Schlafmangel und Spiegelei

Im Kinderhaus sind sie kurz davor, Paul wegen guter Führung mit einem Verdienstorden auszuzeichnen: Hilfreich, vollendete Tischmanieren, räumt gern auf, allsowas. Wir vernahmen es mit Staunen. Denn zuhause verwandelt sich der Engel in einen Teufel, den es nicht auf seinem Platz hält. Oder der wenigstens seinen Kinderstuhl hinlegen will, um dann viel zu tief zu sitzen, was die Nahrungsaufnahme erschwert und den Putzbedarf erhöht. Während er im Kinderhaus offenbar auf Zuruf Siesta hält, steht er bei uns abends fünfmal wieder auf, schläft nicht vor neun und weckt uns morgens gern vor sechs.

Insofern kein Wunder, dass er tagsüber so gut schlummert. Und dass ich derweil mitunter über meinem Schreibtisch zusammensinke. Nach dem letzten mörderisch frühen Erwachen beschloss ich, wenigstens aus dem Frühstück das beste zu machen. Wenn wir schon eine halbe Stunde extra hatten, sollte es wenigstens frische Brötchen geben und Spiegelei. Also schnell aufs Rad, Backwaren holen, während Paul, Frido und ihre Mama den Tisch deckten. Als ich zurückkam, saß sie betrübt allein vor ihrem Teller. Frido hatte noch keinen Hunger, Paul wollte auf seinem Kinderstuhl im Badezimmer frühstücken.
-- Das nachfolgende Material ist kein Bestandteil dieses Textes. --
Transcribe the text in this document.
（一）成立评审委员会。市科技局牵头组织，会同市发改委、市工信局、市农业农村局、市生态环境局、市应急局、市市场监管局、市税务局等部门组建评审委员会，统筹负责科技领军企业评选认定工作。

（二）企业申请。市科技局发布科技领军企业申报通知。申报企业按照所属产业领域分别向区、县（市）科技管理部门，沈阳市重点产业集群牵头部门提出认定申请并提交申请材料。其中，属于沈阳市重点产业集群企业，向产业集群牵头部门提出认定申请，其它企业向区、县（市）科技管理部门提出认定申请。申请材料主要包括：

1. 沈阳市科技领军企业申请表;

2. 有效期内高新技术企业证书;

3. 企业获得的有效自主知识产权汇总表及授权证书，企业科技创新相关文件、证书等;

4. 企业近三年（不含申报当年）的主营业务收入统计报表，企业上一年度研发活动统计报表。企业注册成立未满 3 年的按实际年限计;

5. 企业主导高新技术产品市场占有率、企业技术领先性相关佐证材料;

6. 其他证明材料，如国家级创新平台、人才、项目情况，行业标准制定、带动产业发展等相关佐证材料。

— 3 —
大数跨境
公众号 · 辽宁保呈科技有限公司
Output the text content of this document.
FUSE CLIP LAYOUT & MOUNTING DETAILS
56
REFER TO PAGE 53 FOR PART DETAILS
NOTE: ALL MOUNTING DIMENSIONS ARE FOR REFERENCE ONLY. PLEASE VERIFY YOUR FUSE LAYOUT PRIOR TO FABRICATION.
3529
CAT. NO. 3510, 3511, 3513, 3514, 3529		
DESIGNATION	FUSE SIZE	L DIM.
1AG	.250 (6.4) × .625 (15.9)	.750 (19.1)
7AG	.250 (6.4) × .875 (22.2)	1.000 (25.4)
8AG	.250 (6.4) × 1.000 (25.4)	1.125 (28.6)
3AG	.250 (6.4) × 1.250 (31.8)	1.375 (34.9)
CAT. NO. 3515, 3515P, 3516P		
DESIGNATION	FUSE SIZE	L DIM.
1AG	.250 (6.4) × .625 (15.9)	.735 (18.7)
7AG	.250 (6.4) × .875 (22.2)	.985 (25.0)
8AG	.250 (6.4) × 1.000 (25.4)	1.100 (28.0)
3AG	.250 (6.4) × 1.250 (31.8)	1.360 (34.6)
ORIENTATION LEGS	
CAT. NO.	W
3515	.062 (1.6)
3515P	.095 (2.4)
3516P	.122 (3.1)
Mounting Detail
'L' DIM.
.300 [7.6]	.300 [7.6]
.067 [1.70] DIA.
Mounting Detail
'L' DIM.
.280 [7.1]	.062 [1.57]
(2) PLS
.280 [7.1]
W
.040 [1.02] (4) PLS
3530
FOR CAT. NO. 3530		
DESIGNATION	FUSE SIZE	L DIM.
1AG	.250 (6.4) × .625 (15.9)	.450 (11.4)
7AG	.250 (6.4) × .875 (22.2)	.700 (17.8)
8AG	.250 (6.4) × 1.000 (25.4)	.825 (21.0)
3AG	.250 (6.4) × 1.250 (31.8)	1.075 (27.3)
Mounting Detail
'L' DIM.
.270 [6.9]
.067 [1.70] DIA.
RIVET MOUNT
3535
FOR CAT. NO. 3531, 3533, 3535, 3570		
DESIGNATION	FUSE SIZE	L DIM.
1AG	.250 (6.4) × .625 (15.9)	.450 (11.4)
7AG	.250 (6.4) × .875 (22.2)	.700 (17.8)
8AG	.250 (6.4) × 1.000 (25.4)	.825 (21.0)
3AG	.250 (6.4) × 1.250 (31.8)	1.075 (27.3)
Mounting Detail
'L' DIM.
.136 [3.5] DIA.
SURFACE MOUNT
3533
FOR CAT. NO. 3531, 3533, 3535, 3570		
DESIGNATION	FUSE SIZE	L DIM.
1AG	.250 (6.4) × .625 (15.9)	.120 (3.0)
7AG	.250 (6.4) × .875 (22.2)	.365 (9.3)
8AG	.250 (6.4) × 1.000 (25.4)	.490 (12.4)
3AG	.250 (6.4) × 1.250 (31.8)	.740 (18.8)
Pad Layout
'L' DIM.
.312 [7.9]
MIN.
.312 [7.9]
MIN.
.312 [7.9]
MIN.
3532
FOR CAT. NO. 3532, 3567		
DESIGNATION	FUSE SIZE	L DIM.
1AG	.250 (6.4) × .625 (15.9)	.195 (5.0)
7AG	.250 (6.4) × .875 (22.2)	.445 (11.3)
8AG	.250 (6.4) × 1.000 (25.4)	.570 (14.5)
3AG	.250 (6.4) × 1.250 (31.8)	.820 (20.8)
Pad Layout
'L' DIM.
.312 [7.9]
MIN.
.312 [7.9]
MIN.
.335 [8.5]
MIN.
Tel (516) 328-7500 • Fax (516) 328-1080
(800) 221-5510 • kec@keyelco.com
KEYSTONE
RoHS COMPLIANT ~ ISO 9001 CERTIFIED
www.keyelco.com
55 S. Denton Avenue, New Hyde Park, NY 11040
Die werden schon noch kommen, dachte ich, wenn sie Schinken und Eier riechen. Schinken in die Pfanne, Eier rein…äh… welche Eier? Es waren nur noch zwei da, die reichten gerade für mich. Aus überwunden geglaubten patriarchalischen Sedimenten stieg mir ein Hausfrauentadel aus dem Munde, von wegen „schlecht eingekauft“, den ich sofort bereute. Bei uns gibt es keine Hausfrau, auch keinen Hausmann, offiziell ist jeder für alles zuständig. Die Laune war jetzt generell verhangen. Ich raste wieder zum Bäcker und holte Eier. Es musste heute Spiegelei für alle geben, und sollte dafür alles im Chaos versinken. Aber, oh Wunder, der Duft aus der Pfanne wirkte tatsächlich!

Auf einmal saß Frido am Tisch, fertig angezogen. „Ich mag keinen Schinken“, nölte er. „Ich auch niss!“ echote Paul, der nun doch erschienen war und sogar bereit, auf einem ordnungsgemäß stehenden Stuhl zu sitzen. Es bedeutete, dass sie eigentlich sehr gern Spiegelei gehabt hätten, aber nicht mal eben so auf Harmonie schalten wollten. Nachdem Paul eine Weile zu mir herübergespäht hatte, wollte er doch. Frido blieb hart, wich aber immerhin auf ein Marmeladenbrötchen aus. Ihr Vater verwandelte sich derweil von einem patriarchalischen Regressor wieder in einen Europäer nach Maßgabe der vollparitätischen goldenen 1970er und erhielt die Absolution.

Pure Harmonie, keine Nahrungsreste an den Wänden, im Kinderhaus lieferte eine lächelnde Mutter zwei ausgeglichene Knaben ab. Sie müssen da glauben, bei uns laufe alles ganz normal. Aber vielleicht ist es das ja auch. Ich lerne daraus: In allem Einsicht üben, aber stur auf Spiegelei bestehen.